Question

If 82.5 mL of 0.723 M `H_2SO_4` titrates completely with 34.0 mL of `Al(OH)_3` solution, what is the molarity of the `Al(OH)_3` solution?

Answer 1

`1.17 (mol)/L`

Explanation:

First, let's write the equation for this titration reaction:

`3H_2SO_4 (aq) + 2Al(OH)_3 (aq) rarr Al_2(SO_4)_3 (aq) + 6H_2O (l)`

The solubility of `Al(OH)_3` is relatively low, but to simplify this we'll still use `(aq)` in the equation.

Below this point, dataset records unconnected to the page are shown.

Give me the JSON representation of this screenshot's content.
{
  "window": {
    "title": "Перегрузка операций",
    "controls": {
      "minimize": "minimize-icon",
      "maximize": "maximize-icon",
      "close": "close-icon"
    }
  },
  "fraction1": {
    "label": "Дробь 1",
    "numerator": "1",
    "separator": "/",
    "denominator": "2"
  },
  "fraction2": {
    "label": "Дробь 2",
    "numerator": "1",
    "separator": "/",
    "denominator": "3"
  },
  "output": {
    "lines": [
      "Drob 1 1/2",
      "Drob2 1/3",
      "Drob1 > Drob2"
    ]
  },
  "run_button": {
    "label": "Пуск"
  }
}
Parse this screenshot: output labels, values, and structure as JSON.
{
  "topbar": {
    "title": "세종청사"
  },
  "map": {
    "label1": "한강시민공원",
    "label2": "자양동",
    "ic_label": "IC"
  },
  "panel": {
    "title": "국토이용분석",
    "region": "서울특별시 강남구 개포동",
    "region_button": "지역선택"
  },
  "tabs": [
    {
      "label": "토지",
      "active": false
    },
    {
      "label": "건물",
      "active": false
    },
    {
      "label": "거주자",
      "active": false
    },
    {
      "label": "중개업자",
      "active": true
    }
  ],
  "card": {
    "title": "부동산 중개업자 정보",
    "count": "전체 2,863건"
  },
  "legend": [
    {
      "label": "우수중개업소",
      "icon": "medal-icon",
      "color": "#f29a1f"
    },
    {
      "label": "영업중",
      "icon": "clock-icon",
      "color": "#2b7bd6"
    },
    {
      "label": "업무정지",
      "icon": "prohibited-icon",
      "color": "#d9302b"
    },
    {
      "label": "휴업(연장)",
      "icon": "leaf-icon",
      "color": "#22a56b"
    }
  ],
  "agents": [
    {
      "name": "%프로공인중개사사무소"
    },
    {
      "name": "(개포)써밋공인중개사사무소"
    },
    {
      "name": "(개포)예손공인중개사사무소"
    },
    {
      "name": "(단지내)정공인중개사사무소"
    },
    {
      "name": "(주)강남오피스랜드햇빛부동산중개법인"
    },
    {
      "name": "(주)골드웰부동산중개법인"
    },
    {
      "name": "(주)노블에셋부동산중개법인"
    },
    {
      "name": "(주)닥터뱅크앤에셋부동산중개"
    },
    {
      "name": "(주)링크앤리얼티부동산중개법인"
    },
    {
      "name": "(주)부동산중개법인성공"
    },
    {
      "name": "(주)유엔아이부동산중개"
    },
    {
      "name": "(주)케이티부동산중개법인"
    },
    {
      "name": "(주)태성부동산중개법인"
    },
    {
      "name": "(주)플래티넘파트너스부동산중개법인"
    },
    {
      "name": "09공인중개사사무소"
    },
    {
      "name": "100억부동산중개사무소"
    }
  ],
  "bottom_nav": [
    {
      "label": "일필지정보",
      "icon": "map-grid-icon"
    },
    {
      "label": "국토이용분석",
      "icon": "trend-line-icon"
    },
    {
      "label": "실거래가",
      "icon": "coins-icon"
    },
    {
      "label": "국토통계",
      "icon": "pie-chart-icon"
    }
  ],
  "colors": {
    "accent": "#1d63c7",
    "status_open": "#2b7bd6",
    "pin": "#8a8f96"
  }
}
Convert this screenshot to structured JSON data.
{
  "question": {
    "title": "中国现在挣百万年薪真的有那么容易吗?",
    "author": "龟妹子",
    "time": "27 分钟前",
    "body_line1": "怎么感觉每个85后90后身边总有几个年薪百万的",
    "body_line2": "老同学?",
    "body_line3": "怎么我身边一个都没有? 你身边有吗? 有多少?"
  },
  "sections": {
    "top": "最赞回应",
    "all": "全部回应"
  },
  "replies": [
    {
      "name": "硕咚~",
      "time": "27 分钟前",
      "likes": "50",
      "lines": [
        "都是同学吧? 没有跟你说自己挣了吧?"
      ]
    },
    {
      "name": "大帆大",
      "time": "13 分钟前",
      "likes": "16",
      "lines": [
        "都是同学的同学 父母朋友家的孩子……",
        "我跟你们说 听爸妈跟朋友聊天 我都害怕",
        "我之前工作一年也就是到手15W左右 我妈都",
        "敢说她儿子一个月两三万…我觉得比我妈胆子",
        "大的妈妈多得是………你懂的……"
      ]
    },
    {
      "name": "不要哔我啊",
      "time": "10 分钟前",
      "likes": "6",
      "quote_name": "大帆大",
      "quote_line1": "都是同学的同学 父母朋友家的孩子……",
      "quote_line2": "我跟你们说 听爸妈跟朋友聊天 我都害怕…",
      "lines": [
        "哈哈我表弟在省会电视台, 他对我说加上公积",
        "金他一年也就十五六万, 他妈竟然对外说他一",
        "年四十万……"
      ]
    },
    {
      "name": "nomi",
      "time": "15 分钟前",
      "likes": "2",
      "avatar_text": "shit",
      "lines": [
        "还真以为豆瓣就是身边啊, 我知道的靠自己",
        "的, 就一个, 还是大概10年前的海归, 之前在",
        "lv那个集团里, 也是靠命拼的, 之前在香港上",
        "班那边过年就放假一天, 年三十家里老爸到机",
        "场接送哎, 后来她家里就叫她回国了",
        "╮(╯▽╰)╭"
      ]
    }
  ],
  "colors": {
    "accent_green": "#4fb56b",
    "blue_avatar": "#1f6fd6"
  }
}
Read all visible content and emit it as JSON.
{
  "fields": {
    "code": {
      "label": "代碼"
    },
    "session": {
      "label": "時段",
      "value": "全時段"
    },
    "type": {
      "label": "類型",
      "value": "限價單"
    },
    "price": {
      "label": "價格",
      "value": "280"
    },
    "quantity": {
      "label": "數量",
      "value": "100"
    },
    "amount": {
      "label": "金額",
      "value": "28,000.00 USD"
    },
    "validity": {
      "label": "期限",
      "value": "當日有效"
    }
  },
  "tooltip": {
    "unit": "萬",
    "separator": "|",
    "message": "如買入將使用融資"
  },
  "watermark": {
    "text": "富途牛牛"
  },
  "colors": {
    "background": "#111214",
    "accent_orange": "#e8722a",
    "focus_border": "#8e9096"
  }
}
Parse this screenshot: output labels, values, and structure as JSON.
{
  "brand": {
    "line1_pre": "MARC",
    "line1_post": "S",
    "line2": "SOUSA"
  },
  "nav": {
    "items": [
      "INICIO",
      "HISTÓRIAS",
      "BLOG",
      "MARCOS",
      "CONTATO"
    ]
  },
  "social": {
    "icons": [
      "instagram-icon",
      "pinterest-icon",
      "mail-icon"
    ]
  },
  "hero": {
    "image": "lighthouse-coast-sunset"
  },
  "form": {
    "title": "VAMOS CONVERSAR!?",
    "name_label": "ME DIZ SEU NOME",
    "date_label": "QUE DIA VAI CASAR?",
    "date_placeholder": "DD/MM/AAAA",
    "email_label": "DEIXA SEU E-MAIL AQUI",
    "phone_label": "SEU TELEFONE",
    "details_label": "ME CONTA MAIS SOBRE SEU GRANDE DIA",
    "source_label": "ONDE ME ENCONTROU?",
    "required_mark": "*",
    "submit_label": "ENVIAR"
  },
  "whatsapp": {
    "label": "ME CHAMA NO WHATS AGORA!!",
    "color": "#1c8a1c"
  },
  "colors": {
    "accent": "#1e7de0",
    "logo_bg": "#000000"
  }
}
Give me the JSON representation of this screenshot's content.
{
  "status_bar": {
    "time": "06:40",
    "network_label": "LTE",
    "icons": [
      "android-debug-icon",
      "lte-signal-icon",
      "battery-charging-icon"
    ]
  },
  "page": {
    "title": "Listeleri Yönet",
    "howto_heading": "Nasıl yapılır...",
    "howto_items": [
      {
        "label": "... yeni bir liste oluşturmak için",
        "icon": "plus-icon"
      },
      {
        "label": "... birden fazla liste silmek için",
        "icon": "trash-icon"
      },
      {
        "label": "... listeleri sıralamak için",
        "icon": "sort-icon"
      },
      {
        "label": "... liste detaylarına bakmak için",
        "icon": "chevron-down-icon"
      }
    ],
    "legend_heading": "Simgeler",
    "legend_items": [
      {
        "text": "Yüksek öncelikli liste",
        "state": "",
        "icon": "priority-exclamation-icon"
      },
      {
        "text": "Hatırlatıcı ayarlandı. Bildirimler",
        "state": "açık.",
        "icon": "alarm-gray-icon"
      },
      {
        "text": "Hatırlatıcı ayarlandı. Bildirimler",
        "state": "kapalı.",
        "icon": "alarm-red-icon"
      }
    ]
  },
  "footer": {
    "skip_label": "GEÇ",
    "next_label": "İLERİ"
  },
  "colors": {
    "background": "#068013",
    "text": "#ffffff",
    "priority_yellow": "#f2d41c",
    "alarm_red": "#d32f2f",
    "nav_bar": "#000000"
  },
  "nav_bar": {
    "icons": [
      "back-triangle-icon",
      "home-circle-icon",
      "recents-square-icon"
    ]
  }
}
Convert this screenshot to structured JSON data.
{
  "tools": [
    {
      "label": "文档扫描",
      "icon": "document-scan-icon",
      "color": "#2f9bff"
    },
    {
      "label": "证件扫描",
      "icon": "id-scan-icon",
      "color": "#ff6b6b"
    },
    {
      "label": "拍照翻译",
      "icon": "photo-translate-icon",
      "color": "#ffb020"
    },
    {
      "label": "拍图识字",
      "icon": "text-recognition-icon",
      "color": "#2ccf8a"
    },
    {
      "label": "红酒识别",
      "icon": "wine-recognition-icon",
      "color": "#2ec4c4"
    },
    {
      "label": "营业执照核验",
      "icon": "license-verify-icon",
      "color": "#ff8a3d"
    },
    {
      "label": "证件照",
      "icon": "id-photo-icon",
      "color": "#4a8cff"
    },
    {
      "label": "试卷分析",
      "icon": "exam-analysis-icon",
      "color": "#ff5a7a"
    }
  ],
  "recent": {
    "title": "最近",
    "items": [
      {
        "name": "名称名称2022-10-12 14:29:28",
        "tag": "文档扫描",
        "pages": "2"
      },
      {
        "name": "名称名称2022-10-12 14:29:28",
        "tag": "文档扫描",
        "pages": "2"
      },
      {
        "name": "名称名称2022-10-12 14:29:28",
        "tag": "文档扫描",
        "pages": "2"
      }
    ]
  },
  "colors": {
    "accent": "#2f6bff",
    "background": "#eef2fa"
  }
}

For any titration problem like this, where you try and find the concentration of one substance when you know the other concentration and volumes of both, the next step is to convert the standard solution (the one with known volume and concentration) to moles:

`molH_2SO_4 = (0.0825L)(0.723 (mol)/L) = 0.0596 mol H_2SO_4`

Now we'll use the stoichiometrically equivalent values to find the moles of the substance with unknown concentration, `Al(OH)_3`:

`0.0596 mol H_2SO_4((2 mol Al(OH)_3)/(3 mol H_2SO_4)) = 0.0397 mol Al(OH)_3`

Finally, we'll use this value and its known volume to find its molar concentration:

`M = (0.0397 mol Al(OH)_3)/(0.0340 L) = 1.17 (mol)/L`